O governo federal anunciou que encaminhará ao Congresso Nacional, ainda esta semana, um projeto de lei (PL) de grande impacto social e econômico. A proposta visa à redução da jornada semanal de trabalho sem qualquer diminuição salarial para os trabalhadores, além de abordar o fim da tradicional escala 6×1. A iniciativa foi confirmada pelo presidente Luiz Inácio Lula da Silva durante entrevista, gerando um movimento significativo no cenário político, em paralelo a discussões já existentes no parlamento sobre o mesmo tema.
Governo Pauta Nova Jornada de Trabalho
Apesar de reconhecer a existência de outras propostas legislativas tramitando no Congresso, o presidente Lula defende que um texto próprio do governo deve nortear a discussão sobre a redução da jornada. A medida, segundo ele, é uma consequência lógica do aumento da produtividade do trabalhador, impulsionado pelos avanços tecnológicos.
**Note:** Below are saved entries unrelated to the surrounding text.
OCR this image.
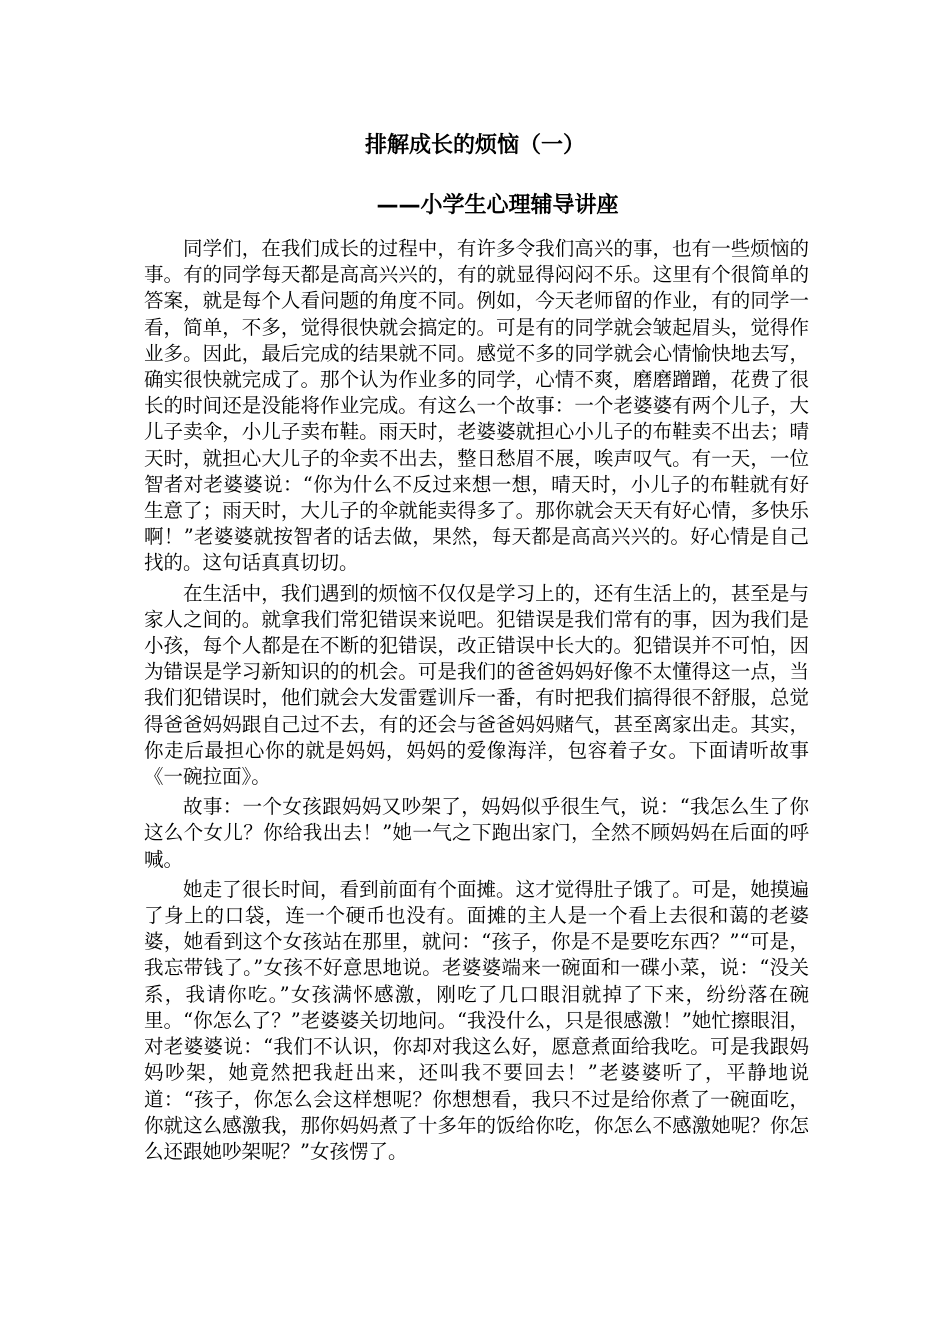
排解成长的烦恼（一）
——小学生心理辅导讲座

同学们，在我们成长的过程中，有许多令我们高兴的事，也有一些烦恼的事。有的同学每天都是高高兴兴的，有的就显得闷闷不乐。这里有个很简单的答案，就是每个人看问题的角度不同。例如，今天老师留的作业，有的同学一看，简单，不多，觉得很快就会搞定的。可是有的同学就会皱起眉头，觉得作业多。因此，最后完成的结果就不同。感觉不多的同学就会心情愉快地去写，确实很快就完成了。那个认为作业多的同学，心情不爽，磨磨蹭蹭，花费了很长的时间还是没能将作业完成。有这么一个故事：一个老婆婆有两个儿子，大儿子卖伞，小儿子卖布鞋。雨天时，老婆婆就担心小儿子的布鞋卖不出去；晴天时，就担心大儿子的伞卖不出去，整日愁眉不展，唉声叹气。有一天，一位智者对老婆婆说：“你为什么不反过来想一想，晴天时，小儿子的布鞋就有好生意了；雨天时，大儿子的伞就能卖得多了。那你就会天天有好心情，多快乐啊！”老婆婆就按智者的话去做，果然，每天都是高高兴兴的。好心情是自己找的。这句话真真切切。

在生活中，我们遇到的烦恼不仅仅是学习上的，还有生活上的，甚至是与家人之间的。就拿我们常犯错误来说吧。犯错误是我们常有的事，因为我们是小孩，每个人都是在不断的犯错误，改正错误中长大的。犯错误并不可怕，因为错误是学习新知识的的机会。可是我们的爸爸妈妈好像不太懂得这一点，当我们犯错误时，他们就会大发雷霆训斥一番，有时把我们搞得很不舒服，总觉得爸爸妈妈跟自己过不去，有的还会与爸爸妈妈赌气，甚至离家出走。其实，你走后最担心你的就是妈妈，妈妈的爱像海洋，包容着子女。下面请听故事《一碗拉面》。

故事：一个女孩跟妈妈又吵架了，妈妈似乎很生气，说：“我怎么生了你这么个女儿？你给我出去！”她一气之下跑出家门，全然不顾妈妈在后面的呼喊。

她走了很长时间，看到前面有个面摊。这才觉得肚子饿了。可是，她摸遍了身上的口袋，连一个硬币也没有。面摊的主人是一个看上去很和蔼的老婆婆，她看到这个女孩站在那里，就问：“孩子，你是不是要吃东西？”“可是，我忘带钱了。”女孩不好意思地说。老婆婆端来一碗面和一碟小菜，说：“没关系，我请你吃。”女孩满怀感激，刚吃了几口眼泪就掉了下来，纷纷落在碗里。“你怎么了？”老婆婆关切地问。“我没什么，只是很感激！”她忙擦眼泪，对老婆婆说：“我们不认识，你却对我这么好，愿意煮面给我吃。可是我跟妈妈吵架，她竟然把我赶出来，还叫我不要回去！”老婆婆听了，平静地说道：“孩子，你怎么会这样想呢？你想想看，我只不过是给你煮了一碗面吃，你就这么感激我，那你妈妈煮了十多年的饭给你吃，你怎么不感激她呢？你怎么还跟她吵架呢？”女孩愣了。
A visão presidencial é que a melhoria das condições de trabalho, incluindo o fim da escala de seis dias de trabalho por um de descanso (6×1), deve acompanhar a evolução da capacidade produtiva.
A proposta do executivo visa a alterar a legislação trabalhista para adequá-la a um cenário de maior eficiência, garantindo que os benefícios da modernização sejam compartilhados com a força de trabalho. Lula não detalhou os termos específicos do PL que será enviado, mas sua posição reforça a intenção de o governo liderar essa pauta prioritária para a classe trabalhadora.
Produtividade, Bem-Estar Social e Negociação Coletiva
O presidente Lula resgatou sua própria experiência como metalúrgico para fundamentar seu argumento. Ele lembrou o período em que atuou na empresa Villares, onde a introdução de máquinas permitiu um salto produtivo de quatro para oitenta peças diárias, sem que esse ganho fosse revertido em benefício direto para o trabalhador. Esse histórico, segundo ele, sustenta a ideia de que o aumento da produtividade, hoje impulsionado pela tecnologia, já é suficiente para cobrir os custos de uma transição para uma jornada reduzida.
Para Lula, a mudança na escala de trabalho transcende a esfera econômica, assumindo um papel crucial na reeducação social e na promoção da saúde mental. A iniciativa busca proporcionar aos trabalhadores mais tempo para o lazer, a educação e o compartilhamento de responsabilidades domésticas e familiares. O presidente enfatizou a necessidade de um maior descanso e de incentivar a divisão equitativa dos afazeres do lar entre companheiros.
Apesar da forte defesa pela redução da jornada, o presidente indicou que a futura lei deverá prever flexibilidade. A ideia é permitir adaptações para diferentes setores da economia por meio de negociações coletivas, garantindo que categorias específicas não sejam prejudicadas e que os acordos sindicais possam ajustar os termos conforme a realidade de cada segmento.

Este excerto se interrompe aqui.